Jailbreaking Safeguarded Text-to-Image Models via Large Language Models
Zhengyuan Jiang, Yuepeng Hu, Yuchen Yang, Yinzhi Cao, Neil Zhenqiang Gong
TL;DR
The paper addresses the vulnerability of safeguarded text-to-image models to adversarial prompts by introducing PromptTune, a query-free jailbreak that fine-tunes an LLM (AttackLLM) to rewrite unsafe prompts into effective adversarial prompts, guided by a CLIP-based Judge. It presents three variants (PromptTune-base, PromptTune-AdvPrompter, PromptTune-dpo) and a 66,000-sample preference dataset to optimize the rewriting process, achieving superior bypass rates and CLIP-based utility over existing no-box baselines and enhancing query-based attacks. The evaluation spans three unsafe-prompt datasets and five guardrails, highlighting strong performance against safety filters and mixed results for alignment guardrails, while emphasizing efficiency gains (single LLM interaction) and applicability to real-world red-teaming. The work underscores the need to integrate LLM-based jailbreak defenses into alignment pipelines and suggests future directions such as combining this approach with tree-of-thought reasoning for further attack efficacy or defense enhancement.
Abstract
Text-to-Image models may generate harmful content, such as pornographic images, particularly when unsafe prompts are submitted. To address this issue, safety filters are often added on top of text-to-image models, or the models themselves are aligned to reduce harmful outputs.
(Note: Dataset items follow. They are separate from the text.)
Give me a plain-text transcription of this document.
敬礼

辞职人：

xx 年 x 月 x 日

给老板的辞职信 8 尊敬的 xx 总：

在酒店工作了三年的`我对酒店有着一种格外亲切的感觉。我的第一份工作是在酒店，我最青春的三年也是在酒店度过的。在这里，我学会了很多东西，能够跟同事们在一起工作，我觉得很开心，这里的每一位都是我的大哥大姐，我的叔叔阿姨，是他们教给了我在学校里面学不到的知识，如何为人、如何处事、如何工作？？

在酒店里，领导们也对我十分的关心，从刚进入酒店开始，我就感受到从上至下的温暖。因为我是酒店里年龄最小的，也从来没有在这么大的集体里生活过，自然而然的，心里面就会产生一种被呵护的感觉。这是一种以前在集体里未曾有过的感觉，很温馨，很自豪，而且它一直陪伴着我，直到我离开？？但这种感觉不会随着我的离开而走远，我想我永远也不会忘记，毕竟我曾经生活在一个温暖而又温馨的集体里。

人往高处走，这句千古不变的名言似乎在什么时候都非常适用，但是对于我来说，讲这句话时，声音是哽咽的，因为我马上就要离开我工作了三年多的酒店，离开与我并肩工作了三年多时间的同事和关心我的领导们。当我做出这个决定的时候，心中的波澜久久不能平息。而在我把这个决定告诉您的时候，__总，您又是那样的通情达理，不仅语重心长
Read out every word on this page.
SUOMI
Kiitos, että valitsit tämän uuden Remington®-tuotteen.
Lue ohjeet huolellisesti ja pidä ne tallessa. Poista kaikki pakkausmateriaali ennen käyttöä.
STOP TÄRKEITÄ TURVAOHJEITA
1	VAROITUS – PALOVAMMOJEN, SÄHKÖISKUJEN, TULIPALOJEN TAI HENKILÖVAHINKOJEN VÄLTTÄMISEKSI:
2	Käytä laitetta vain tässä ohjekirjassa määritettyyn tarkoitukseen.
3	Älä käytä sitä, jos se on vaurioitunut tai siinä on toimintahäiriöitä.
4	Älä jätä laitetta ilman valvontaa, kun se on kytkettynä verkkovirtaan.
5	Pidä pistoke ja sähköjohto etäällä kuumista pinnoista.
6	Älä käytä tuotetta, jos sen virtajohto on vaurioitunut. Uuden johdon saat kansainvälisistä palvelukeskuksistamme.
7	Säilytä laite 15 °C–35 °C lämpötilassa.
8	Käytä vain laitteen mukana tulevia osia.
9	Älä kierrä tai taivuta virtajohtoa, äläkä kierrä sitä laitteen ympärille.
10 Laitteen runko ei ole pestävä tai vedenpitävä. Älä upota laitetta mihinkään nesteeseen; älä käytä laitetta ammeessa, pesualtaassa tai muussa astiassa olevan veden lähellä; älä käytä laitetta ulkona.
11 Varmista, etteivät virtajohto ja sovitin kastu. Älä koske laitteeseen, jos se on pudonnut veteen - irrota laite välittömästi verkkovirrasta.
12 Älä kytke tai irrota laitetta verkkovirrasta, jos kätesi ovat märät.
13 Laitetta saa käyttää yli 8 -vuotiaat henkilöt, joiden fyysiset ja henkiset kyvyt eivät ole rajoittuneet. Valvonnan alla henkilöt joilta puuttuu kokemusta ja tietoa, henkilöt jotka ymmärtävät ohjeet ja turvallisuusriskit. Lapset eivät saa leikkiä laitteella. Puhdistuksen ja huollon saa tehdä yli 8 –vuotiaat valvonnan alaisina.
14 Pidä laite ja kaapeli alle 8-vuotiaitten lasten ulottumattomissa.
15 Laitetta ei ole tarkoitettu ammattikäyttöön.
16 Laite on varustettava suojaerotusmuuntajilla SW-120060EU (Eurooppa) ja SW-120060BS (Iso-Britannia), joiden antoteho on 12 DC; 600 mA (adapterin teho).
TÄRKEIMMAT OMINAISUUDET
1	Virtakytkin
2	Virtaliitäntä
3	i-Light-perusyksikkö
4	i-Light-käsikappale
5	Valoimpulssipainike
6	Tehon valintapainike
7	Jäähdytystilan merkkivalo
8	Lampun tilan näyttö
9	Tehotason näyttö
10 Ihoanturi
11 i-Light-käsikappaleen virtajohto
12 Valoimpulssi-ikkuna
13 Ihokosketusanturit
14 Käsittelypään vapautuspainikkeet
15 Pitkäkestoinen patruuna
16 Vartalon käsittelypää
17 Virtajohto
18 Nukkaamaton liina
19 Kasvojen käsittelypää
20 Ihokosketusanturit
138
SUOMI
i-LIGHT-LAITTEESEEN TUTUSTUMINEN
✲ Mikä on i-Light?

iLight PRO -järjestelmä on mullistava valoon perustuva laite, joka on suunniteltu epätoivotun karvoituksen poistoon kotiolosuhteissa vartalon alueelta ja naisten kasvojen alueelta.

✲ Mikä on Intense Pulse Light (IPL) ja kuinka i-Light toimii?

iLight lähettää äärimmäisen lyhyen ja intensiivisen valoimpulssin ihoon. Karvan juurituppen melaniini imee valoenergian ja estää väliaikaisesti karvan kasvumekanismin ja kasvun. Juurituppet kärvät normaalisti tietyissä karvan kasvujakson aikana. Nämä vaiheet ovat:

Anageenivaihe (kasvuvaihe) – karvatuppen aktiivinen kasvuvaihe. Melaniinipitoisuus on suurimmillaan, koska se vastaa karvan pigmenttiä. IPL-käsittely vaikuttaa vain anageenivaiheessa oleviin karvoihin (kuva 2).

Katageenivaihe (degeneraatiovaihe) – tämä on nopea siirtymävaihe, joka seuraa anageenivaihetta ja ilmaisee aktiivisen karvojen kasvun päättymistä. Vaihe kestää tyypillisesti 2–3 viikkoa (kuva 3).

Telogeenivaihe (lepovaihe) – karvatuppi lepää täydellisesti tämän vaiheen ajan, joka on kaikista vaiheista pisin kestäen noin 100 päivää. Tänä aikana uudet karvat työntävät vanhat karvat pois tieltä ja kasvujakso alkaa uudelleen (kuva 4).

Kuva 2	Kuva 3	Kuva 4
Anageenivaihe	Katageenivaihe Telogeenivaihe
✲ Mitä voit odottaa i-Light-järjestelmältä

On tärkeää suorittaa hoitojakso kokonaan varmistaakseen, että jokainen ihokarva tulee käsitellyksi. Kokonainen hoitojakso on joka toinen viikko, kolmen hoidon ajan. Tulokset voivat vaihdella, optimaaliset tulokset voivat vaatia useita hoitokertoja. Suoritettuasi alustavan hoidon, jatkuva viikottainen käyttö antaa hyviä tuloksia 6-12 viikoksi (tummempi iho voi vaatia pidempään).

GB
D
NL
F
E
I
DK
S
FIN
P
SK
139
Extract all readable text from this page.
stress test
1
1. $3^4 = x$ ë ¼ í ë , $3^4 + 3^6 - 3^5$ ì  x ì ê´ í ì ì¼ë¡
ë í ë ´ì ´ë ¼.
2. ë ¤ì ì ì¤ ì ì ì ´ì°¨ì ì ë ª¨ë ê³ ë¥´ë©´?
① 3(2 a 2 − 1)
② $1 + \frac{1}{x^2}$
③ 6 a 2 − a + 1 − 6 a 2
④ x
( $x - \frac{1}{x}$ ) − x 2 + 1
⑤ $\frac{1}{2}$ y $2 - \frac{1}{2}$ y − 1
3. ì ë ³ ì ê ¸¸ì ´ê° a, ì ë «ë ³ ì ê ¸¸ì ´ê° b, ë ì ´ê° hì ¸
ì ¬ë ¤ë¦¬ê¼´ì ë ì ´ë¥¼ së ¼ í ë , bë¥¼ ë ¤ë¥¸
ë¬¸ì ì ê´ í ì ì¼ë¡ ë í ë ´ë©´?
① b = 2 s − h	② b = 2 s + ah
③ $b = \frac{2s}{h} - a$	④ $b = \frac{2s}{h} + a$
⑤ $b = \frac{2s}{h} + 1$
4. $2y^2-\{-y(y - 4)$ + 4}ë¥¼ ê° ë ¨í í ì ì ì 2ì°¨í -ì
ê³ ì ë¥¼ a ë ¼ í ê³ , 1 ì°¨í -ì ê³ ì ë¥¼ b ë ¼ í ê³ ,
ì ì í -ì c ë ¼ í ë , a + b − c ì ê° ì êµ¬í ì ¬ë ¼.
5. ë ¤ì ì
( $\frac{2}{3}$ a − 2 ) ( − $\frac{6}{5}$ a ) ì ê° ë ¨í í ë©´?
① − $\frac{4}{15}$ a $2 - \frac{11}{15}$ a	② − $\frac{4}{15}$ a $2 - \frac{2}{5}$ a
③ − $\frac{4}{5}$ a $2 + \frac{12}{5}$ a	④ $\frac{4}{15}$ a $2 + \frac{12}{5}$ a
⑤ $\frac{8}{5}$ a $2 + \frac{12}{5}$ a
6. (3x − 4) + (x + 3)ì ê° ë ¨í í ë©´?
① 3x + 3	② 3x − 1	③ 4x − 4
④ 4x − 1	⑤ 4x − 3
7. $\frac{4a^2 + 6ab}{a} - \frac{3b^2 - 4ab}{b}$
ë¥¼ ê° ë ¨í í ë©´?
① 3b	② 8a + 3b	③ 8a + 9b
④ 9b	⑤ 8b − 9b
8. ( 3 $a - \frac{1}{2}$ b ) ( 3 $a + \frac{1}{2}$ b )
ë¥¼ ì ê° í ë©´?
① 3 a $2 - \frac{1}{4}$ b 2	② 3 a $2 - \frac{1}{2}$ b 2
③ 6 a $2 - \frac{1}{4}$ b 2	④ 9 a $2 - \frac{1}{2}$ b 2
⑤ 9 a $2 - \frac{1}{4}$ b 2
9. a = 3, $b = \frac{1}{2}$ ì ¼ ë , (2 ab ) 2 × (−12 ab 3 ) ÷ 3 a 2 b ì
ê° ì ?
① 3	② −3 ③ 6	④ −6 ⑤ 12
However, these defenses remain vulnerable when an attacker strategically designs adversarial prompts to bypass these safety guardrails. In this work, we propose \alg, a method to jailbreak text-to-image models with safety guardrails using a fine-tuned large language model. Unlike other query-based jailbreak attacks that require repeated queries to the target model, our attack generates adversarial prompts efficiently after fine-tuning our AttackLLM. We evaluate our method on three datasets of unsafe prompts and against five safety guardrails. Our results demonstrate that our approach effectively bypasses safety guardrails, outperforms existing no-box attacks, and also facilitates other query-based attacks.